What sirtuins ultimately teach is that aging is metabolic before it is inevitable. The same metabolic signals that tell the cell it has energy — NAD+, the AMP/ATP ratio, the availability of acetyl-CoA — are feeding information to the machinery that decides how the cell maintains itself. Caloric restriction, exercise, fasting: these are not simply lifestyle choices that happen to correlate with better health. They are inputs into a signaling network whose output is the epigenome, the mitochondria, the DNA repair apparatus. Sirtuins are not the only component of that network, and they are not yet a confirmed handle for extending human lifespan.

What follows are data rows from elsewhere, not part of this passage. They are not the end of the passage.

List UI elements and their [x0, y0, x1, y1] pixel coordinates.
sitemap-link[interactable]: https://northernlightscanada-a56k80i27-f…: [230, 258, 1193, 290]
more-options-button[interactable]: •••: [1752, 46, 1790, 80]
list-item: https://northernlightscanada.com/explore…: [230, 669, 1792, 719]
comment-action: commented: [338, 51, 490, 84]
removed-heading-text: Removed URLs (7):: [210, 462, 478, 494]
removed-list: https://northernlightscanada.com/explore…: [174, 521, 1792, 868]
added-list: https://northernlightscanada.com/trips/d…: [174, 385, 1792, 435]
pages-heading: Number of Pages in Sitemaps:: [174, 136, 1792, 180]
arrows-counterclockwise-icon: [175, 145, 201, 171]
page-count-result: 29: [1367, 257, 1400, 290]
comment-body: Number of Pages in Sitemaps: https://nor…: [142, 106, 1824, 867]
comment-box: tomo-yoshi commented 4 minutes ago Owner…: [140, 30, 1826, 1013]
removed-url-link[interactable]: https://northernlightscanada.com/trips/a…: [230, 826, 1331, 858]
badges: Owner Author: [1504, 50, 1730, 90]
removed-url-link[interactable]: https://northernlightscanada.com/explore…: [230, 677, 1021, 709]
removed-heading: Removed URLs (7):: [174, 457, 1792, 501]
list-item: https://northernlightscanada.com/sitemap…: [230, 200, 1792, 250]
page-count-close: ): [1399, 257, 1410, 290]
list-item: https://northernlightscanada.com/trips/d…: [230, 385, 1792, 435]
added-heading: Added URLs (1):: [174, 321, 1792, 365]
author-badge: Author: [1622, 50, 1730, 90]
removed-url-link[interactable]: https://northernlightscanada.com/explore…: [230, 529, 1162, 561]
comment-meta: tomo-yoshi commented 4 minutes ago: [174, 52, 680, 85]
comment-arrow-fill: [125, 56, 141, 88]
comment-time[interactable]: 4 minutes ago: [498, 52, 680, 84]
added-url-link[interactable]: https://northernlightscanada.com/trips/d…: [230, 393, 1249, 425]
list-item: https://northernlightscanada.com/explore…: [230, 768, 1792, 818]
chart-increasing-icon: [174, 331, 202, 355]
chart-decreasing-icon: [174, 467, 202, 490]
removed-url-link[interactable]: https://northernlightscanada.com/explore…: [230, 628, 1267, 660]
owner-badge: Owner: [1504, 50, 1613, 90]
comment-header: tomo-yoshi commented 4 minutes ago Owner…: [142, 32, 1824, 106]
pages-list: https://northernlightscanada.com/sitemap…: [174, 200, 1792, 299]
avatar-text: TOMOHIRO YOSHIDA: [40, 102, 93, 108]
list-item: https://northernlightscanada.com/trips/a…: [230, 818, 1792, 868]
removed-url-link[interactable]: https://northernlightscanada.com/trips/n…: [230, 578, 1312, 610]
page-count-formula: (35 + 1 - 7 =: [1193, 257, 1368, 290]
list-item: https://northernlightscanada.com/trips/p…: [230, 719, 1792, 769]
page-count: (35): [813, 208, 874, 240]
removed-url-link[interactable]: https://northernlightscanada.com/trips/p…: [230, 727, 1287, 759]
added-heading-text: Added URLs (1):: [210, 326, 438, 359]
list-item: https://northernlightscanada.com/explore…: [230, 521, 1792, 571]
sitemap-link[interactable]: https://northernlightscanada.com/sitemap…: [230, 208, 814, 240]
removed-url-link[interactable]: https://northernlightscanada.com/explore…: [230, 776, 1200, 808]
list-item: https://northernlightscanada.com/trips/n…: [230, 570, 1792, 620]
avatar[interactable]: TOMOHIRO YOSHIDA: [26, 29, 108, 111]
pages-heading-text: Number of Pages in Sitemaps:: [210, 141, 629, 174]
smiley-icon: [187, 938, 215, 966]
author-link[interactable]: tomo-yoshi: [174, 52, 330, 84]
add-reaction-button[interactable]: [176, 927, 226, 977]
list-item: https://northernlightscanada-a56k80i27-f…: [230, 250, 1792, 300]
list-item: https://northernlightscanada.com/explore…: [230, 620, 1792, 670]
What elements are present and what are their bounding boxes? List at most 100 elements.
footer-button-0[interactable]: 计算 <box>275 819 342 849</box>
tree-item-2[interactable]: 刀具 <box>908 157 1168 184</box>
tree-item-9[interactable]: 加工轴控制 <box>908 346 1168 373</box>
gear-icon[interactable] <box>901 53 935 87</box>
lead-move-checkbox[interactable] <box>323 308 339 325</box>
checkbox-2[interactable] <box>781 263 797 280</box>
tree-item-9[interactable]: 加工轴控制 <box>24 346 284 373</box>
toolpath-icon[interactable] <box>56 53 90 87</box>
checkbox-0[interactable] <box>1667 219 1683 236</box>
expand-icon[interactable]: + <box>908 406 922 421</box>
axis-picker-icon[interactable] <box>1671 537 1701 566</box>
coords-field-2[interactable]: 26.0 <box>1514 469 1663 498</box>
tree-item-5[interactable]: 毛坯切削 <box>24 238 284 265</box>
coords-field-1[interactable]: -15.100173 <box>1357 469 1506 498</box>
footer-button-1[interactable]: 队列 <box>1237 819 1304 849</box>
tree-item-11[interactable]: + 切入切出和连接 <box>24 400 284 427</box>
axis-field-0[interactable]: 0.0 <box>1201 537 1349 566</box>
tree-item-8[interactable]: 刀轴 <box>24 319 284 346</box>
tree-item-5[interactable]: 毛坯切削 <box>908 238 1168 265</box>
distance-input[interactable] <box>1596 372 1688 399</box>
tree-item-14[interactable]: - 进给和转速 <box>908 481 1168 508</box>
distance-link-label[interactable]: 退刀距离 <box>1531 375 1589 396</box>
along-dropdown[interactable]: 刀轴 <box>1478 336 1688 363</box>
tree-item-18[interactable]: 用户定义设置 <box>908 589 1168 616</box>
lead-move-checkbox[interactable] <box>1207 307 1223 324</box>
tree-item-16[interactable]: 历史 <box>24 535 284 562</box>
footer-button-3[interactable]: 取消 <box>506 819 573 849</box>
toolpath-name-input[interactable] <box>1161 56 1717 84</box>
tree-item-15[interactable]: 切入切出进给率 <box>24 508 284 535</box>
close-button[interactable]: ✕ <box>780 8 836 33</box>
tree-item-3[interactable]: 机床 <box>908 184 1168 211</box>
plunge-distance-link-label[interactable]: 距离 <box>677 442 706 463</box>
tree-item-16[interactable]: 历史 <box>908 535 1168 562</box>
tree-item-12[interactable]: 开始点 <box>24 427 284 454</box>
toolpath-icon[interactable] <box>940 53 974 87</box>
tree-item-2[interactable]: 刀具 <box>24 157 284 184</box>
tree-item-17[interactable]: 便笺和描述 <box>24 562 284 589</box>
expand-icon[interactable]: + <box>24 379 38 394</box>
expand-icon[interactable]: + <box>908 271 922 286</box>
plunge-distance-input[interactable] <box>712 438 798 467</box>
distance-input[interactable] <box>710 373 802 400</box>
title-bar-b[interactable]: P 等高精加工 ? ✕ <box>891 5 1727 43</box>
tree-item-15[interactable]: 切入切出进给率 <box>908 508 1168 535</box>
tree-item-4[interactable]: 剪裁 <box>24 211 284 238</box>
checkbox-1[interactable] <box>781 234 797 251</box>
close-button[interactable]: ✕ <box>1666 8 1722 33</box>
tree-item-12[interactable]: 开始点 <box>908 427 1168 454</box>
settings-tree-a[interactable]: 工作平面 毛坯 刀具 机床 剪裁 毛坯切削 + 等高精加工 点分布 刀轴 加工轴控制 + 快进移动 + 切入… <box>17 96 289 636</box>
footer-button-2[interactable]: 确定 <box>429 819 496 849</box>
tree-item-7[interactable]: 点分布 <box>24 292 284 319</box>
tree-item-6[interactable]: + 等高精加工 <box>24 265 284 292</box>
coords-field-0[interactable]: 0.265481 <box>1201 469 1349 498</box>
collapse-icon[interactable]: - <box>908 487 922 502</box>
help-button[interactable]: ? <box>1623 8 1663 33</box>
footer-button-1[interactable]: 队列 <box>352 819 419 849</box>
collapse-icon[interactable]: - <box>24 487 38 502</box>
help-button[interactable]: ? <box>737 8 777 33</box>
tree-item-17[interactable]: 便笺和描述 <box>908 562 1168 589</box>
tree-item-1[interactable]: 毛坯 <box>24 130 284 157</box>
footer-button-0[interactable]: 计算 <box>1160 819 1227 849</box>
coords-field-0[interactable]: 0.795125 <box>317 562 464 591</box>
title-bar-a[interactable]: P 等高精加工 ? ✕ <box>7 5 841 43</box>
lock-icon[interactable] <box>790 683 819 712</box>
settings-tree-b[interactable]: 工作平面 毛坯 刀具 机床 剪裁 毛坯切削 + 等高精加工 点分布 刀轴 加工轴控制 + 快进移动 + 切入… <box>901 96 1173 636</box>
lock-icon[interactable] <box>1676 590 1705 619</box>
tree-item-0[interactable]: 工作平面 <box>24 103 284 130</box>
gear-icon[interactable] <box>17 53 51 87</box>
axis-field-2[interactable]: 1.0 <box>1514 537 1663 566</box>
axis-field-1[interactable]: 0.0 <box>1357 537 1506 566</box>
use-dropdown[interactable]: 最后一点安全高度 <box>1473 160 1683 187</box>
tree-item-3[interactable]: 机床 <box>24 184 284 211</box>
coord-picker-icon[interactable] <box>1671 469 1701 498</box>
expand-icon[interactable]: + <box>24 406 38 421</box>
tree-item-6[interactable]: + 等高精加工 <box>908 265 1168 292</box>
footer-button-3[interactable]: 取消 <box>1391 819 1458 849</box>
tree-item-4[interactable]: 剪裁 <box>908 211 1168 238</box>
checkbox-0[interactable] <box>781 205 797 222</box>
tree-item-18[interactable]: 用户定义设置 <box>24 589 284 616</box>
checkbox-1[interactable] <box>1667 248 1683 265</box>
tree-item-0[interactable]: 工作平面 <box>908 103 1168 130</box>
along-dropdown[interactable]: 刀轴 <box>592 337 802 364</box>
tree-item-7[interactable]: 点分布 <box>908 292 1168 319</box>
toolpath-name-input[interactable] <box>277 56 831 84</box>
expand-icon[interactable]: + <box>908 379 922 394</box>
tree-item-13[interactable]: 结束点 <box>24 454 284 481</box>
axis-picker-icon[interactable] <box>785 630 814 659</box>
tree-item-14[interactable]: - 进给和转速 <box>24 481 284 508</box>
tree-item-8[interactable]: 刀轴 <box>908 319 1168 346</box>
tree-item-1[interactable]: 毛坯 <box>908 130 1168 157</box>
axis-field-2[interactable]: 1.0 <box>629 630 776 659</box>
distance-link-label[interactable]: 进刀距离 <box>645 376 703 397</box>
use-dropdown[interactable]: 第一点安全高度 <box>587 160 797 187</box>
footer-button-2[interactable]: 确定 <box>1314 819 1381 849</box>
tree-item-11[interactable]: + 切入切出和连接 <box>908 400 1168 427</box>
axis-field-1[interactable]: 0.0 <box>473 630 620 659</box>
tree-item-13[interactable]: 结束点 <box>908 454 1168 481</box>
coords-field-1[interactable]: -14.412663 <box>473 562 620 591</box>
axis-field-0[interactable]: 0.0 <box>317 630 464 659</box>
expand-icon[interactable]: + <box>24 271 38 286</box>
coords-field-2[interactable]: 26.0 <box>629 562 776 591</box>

But they are a window through which the relationship between how a cell feeds and how long it lives becomes, for the first time, mechanistically legible.

Frequently asked

What do sirtuins actually do?+
Sirtuins are enzymes that remove acetyl groups from histones and transcription factors, regulating gene expression, DNA repair, mitochondrial function, and stress response. They translate the cell's energy state into maintenance and repair programs.
Why is NAD+ important for sirtuins?+
Sirtuins require NAD+ as a co-substrate and consume one molecule per deacetylation event. As NAD+ levels decline with age, sirtuin activity falls even when the proteins themselves are intact — which is why restoring NAD+ is studied as a way to support sirtuin function.
Does resveratrol activate sirtuins?+
The original claim that resveratrol directly activates SIRT1 was challenged as an assay artifact tied to a fluorescent tag. The field's current view is cautious: resveratrol likely does not directly activate SIRT1 as a precise allosteric activator, though indirect effects on the NAD+ pool remain possible.